1.5           Verification for ETL Listing

Any of the following testing routes may be used to demonstrate the conformity of products against the requirements:

  • In-house testing – Self-tested and verified or cross-checked by an independent body
  • Witnessed testing
  • Independent testing
  • Representative testing (see clause 44.5.1 below)

Further information regarding the first four routes can be found in Guidance Note 5 on the ETL product testing framework[2].

1.5.1       Representative testing 

Where applications are being made for a range of two or more products that are variants of the same basic design, test data may be submitted for a representative selection of models, provided that all variants:

  • Use the same refrigerant as the representative model.
  • Have the same compressor type (i.e. manufacturer, method of compression (e.g. reciprocating or scroll) and type of enclosure (e.g. hermetic or semi-hermetic)) as the representative model.
  • Have the same sub cooling arrangement as the representative model.
  • Have the same number of evaporators.
  • Fit within the same product category (e.g. are all split systems).

The representative models shall be selected by dividing the range of products into groups of models with similar design characteristics, and testing a model in the lowest quartile of predicted performance in each group. The performance of each model in the group shall be predicted using a validated mathematical model.
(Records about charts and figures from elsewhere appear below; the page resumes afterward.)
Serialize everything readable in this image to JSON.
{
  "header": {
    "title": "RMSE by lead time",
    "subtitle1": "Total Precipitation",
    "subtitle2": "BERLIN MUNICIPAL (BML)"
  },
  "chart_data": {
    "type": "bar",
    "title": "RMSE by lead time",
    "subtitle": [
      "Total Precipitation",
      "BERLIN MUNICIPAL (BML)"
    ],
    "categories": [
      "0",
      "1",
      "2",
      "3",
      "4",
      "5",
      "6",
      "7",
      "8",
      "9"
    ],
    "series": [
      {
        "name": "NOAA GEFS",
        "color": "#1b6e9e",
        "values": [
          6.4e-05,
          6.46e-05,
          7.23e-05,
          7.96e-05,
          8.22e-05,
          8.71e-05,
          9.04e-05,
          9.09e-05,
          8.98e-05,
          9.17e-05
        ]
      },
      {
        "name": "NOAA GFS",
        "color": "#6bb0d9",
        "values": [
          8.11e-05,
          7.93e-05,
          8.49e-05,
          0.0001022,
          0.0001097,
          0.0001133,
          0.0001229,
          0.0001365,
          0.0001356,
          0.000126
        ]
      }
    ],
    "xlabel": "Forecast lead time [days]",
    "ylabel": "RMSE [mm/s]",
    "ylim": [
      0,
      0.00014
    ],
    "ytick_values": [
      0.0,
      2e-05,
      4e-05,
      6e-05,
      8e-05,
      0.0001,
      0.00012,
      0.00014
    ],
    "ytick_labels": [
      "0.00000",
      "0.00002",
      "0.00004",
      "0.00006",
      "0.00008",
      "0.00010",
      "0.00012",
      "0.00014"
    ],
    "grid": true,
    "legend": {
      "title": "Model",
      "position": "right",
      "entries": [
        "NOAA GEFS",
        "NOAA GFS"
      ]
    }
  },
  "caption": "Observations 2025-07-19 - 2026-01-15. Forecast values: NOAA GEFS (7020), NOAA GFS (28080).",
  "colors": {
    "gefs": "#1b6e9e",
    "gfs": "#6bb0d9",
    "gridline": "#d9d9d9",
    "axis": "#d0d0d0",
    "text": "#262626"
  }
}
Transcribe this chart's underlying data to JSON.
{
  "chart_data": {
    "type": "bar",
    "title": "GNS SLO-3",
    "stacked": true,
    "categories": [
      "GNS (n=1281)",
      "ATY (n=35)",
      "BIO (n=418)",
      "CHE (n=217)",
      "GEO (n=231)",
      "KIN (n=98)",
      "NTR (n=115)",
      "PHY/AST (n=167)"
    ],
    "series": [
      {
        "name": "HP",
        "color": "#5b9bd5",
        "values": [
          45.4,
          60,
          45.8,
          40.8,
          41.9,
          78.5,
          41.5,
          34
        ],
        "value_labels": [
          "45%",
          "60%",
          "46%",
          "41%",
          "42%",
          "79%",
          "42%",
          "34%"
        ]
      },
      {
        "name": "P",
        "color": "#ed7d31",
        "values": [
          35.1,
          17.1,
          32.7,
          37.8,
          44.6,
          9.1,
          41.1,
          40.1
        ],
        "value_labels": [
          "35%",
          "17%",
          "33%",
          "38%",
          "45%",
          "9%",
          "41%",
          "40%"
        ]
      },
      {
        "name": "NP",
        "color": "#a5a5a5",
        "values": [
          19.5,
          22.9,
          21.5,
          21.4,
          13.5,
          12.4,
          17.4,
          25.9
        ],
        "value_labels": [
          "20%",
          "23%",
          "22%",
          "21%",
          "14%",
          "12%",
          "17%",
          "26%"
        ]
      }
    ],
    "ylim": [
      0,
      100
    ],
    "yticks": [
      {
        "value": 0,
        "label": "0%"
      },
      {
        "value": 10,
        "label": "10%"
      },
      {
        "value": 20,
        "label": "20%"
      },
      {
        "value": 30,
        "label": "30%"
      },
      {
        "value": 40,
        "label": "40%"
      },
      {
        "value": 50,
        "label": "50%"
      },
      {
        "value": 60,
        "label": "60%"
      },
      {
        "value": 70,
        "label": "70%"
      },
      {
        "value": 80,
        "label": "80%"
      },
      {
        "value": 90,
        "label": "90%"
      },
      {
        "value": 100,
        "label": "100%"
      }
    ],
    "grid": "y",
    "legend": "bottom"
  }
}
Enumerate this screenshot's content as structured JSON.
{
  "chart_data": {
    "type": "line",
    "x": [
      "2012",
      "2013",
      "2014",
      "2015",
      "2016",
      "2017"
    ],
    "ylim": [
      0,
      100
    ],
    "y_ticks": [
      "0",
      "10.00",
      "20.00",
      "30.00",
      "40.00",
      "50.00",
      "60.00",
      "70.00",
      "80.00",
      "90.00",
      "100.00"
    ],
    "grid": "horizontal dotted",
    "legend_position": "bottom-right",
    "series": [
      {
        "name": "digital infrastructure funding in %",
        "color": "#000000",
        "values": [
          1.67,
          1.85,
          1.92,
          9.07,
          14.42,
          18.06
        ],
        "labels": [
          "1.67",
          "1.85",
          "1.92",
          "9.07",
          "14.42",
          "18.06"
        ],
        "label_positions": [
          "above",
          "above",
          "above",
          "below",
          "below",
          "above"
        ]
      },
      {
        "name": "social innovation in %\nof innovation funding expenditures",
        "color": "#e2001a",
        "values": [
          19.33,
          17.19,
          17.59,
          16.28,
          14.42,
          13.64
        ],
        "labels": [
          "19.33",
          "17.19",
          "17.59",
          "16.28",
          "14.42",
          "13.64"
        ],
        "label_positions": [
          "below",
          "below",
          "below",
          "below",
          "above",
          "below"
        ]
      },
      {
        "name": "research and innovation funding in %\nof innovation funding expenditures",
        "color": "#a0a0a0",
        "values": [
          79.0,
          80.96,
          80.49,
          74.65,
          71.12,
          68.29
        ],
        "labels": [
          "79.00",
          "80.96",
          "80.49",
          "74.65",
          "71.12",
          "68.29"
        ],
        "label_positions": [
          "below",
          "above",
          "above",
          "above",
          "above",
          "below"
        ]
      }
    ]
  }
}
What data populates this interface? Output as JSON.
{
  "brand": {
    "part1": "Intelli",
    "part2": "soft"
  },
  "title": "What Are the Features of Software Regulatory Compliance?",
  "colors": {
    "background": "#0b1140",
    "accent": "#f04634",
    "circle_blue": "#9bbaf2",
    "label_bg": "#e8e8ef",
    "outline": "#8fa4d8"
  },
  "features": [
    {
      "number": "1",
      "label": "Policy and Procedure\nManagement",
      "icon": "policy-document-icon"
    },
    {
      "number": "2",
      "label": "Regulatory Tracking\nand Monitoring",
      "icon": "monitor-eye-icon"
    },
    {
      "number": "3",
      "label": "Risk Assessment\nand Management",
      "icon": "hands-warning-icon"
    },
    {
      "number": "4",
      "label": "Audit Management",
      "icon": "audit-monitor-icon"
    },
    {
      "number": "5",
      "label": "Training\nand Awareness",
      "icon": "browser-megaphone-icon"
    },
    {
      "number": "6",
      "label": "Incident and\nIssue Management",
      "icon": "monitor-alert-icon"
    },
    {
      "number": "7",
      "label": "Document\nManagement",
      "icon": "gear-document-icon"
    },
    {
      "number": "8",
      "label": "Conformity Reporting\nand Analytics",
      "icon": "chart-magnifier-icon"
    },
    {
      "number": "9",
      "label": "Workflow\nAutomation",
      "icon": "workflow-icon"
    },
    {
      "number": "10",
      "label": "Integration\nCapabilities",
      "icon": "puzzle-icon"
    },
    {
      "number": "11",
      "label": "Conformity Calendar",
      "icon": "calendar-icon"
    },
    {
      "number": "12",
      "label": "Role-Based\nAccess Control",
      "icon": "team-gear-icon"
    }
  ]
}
As a minimum, at least two models shall be tested in each range of products and in each laboratory used for product testing.

It should be noted that:

  • If a manufacturer voluntarily removes the representative model from the Energy Technology List (ETL) then other products linked with that representative model may or may not be permitted to remain on the ETL.
  • If any product submitted under these representative model rules is later found not to meet the performance criteria when independently tested, then all products based on the same representative model will be removed from the ETL.

1.6           Conformity testing

Products listed on the ETL may be subject to the scheme’s conformity testing programme in order to ensure listed models continue to meet the ETL requirements.

1.7           Review

1.7.1       Indicative review date

This specification will be reviewed during the 2022/23 ETL review cycle.

1.7.2       Illustrative future direction of the requirements 

Future changes to the Specification may include:

  • Transition to SEPR as the basis for performance thresholds, using BS EN 14825:2018.
  • Removal of BSI PAS 57:2003 as a measurement standard, testing requirement, and associated COP thresholds.
  • Define an SEPR performance threshold and reassess all listed products against this requirement, ensuring only models with an SEPR are listed on the ETL from April 2023.